Yes, they are. Colorado State's roster has the depth of a WB sitcom and a dearth of NFL prospects—Indianapolis Colts president Bill Polian was on hand in East Lansing, Mich., on Saturday not to watch any Rams but to scout Spartans—but it's rich in experience. With schools limited to 85 scholarships and the top juniors leaving for the pros, a good number of fifth-year players "are probably worth two, three games a season," Colorado State coach Sonny Lubick says. Fifth-year senior linebacker Nate Kvamme, who showed up in Fort Collins four years ago weighing 185 pounds, is exactly the kind of in-between kid Lubick has cultivated in developing a team that has won 10 straight games. "It's not the fastest guys, the strongest guys, that make the best football team," says the six-foot Kvamme, who's now all of 215 pounds.
In the first half Michigan State junior tailback Sedrick Irvin rushed for 101 yards on 21 carries. His second-half totals: 19 and 9, respectively. The Spartans' offensive struggles looked painfully familiar. Last season Michigan State went from 5-0 to 7-5 once defenses put eight men up front to stop Irvin and dared the Spartans to throw.
The Rams have won three WAC titles in the last four seasons, in no small part because of Kerr's effective use of a seven-man front. His reputation has grown so much that last winter Spartans coach Nick Saban offered him $120,000, almost double his $68,000 salary, to come to Michigan State as defensive coordinator. While on his interview trip, Kerr happily explained the Colorado State defense to Saban and his staff.
Kerr turned the job down to remain with Lubick. Imagine his shock when, two months later, the Rams and the Spartans agreed to play each other. Ken-figured that Saban would add some wrinkles to his offense to take advantage of the Rams' seven-man scheme, but he says that's not why he decided to install an eight-man alignment against the Spartans. Kerr can watch tape as well as the next guy. "if they have to pass, we win," he explained after the game.
Michigan State ultimately did have to pass—but couldn't Junior Bill Burke, whose lower back is so tender that the Spartans have him on a pitch count (from warm-up to shower, he isn't allowed to throw more than 100 passes per day), and freshman Ryan Van Dyke combined to complete 13 of 25 passes for a scant 97 yards. An average of 3.9 yards per rush is barely acceptable. Get that per pass, and you're sunk.

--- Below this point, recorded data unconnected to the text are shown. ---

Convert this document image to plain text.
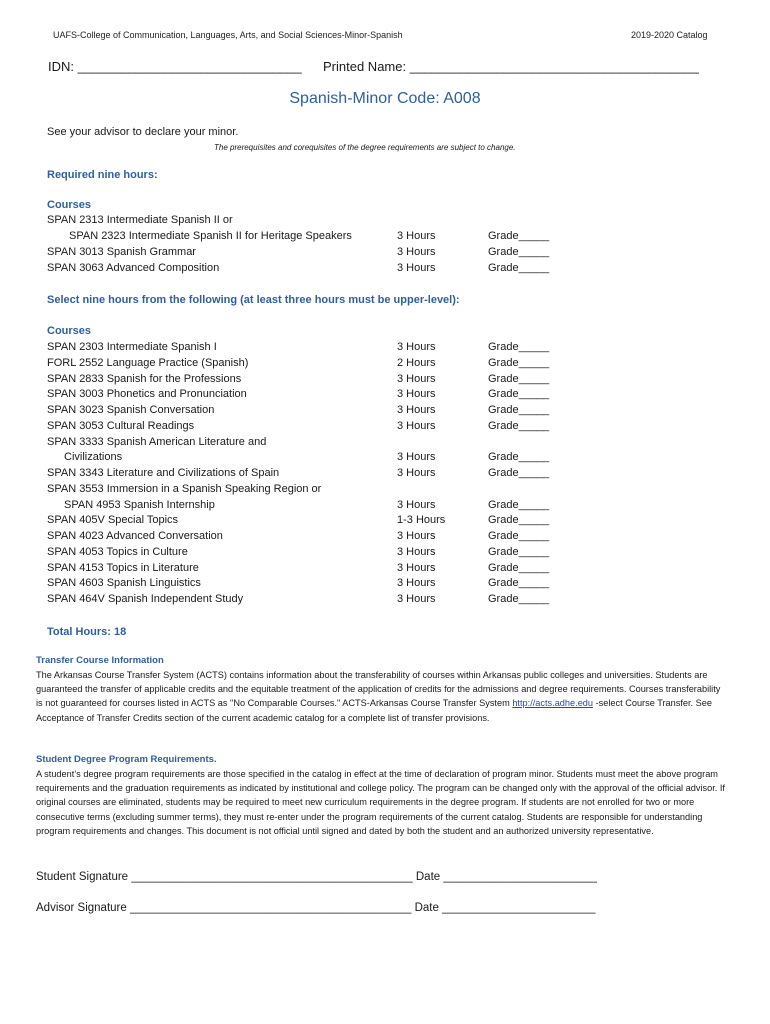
UAFS-College of Communication, Languages, Arts, and Social Sciences-Minor-Spanish	2019-2020 Catalog
IDN: _______________________________ Printed Name: ________________________________________
Spanish-Minor Code: A008
See your advisor to declare your minor.
The prerequisites and corequisites of the degree requirements are subject to change.
Required nine hours:
Courses
SPAN 2313 Intermediate Spanish II or
SPAN 2323 Intermediate Spanish II for Heritage Speakers	3 Hours	Grade_____
SPAN 3013 Spanish Grammar	3 Hours	Grade_____
SPAN 3063 Advanced Composition	3 Hours	Grade_____
Select nine hours from the following (at least three hours must be upper-level):
Courses
SPAN 2303 Intermediate Spanish I	3 Hours	Grade_____
FORL 2552 Language Practice (Spanish)	2 Hours	Grade_____
SPAN 2833 Spanish for the Professions	3 Hours	Grade_____
SPAN 3003 Phonetics and Pronunciation	3 Hours	Grade_____
SPAN 3023 Spanish Conversation	3 Hours	Grade_____
SPAN 3053 Cultural Readings	3 Hours	Grade_____
SPAN 3333 Spanish American Literature and
Civilizations	3 Hours	Grade_____
SPAN 3343 Literature and Civilizations of Spain	3 Hours	Grade_____
SPAN 3553 Immersion in a Spanish Speaking Region or
SPAN 4953 Spanish Internship	3 Hours	Grade_____
SPAN 405V Special Topics	1-3 Hours	Grade_____
SPAN 4023 Advanced Conversation	3 Hours	Grade_____
SPAN 4053 Topics in Culture	3 Hours	Grade_____
SPAN 4153 Topics in Literature	3 Hours	Grade_____
SPAN 4603 Spanish Linguistics	3 Hours	Grade_____
SPAN 464V Spanish Independent Study	3 Hours	Grade_____
Total Hours: 18
Transfer Course Information
The Arkansas Course Transfer System (ACTS) contains information about the transferability of courses within Arkansas public colleges and universities. Students are guaranteed the transfer of applicable credits and the equitable treatment of the application of credits for the admissions and degree requirements. Courses transferability is not guaranteed for courses listed in ACTS as "No Comparable Courses." ACTS-Arkansas Course Transfer System http://acts.adhe.edu -select Course Transfer. See Acceptance of Transfer Credits section of the current academic catalog for a complete list of transfer provisions.
Student Degree Program Requirements.
A student’s degree program requirements are those specified in the catalog in effect at the time of declaration of program minor. Students must meet the above program requirements and the graduation requirements as indicated by institutional and college policy. The program can be changed only with the approval of the official advisor. If original courses are eliminated, students may be required to meet new curriculum requirements in the degree program. If students are not enrolled for two or more consecutive terms (excluding summer terms), they must re-enter under the program requirements of the current catalog. Students are responsible for understanding program requirements and changes. This document is not official until signed and dated by both the student and an authorized university representative.
Student Signature ____________________________________________ Date ________________________
Advisor Signature ____________________________________________ Date ________________________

Colorado State had greater success with its rookie quarterback, fifth-year (of course) senior Ryan Eslinger, who had waited four years for a chance to play, the last three behind Moses Moreno, who was All-WAC last season. "I was just fed up," Eslinger says of the last eight months. "I was so tired of hearing 'Moses this, Moses that.' Moses is done. He's gone."

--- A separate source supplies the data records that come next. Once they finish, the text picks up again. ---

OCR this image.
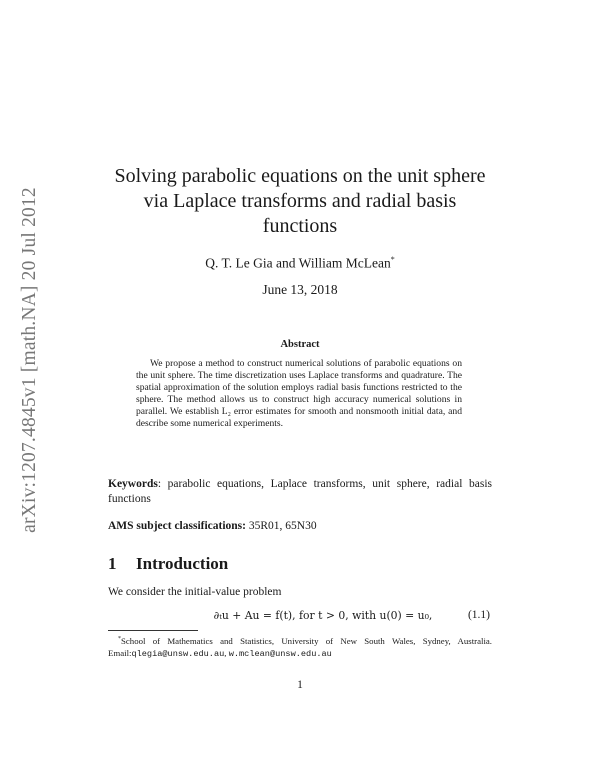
arXiv:1207.4845v1 [math.NA] 20 Jul 2012
Solving parabolic equations on the unit sphere
via Laplace transforms and radial basis
functions
Q. T. Le Gia and William McLean*
June 13, 2018
Abstract
We propose a method to construct numerical solutions of parabolic equations on the unit sphere. The time discretization uses Laplace transforms and quadrature. The spatial approximation of the solution employs radial basis functions restricted to the sphere. The method allows us to construct high accuracy numerical solutions in parallel. We establish L₂ error estimates for smooth and nonsmooth initial data, and describe some numerical experiments.
Keywords: parabolic equations, Laplace transforms, unit sphere, radial basis functions
AMS subject classifications: 35R01, 65N30
1 Introduction
We consider the initial-value problem
∂ₜu + Au = f(t), for t > 0, with u(0) = u₀,	(1.1)
*School of Mathematics and Statistics, University of New South Wales, Sydney, Australia. Email:qlegia@unsw.edu.au, w.mclean@unsw.edu.au
1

Eslinger awoke his slumbering teammates in the second quarter when he threw a strike on a left-sideline streak to Dar-ran Hall, who turned it into a 57-yard touchdown. Eslinger finished with 205 yards passing and a very big win. After the game, as Lubick dressed, he considered whether a team without so many fifth-year players could have come back the way his did. "I don't think so," he said. "It's easy to give up and pretend you're playing." If the Rams proved anything, it's that they don't pretend.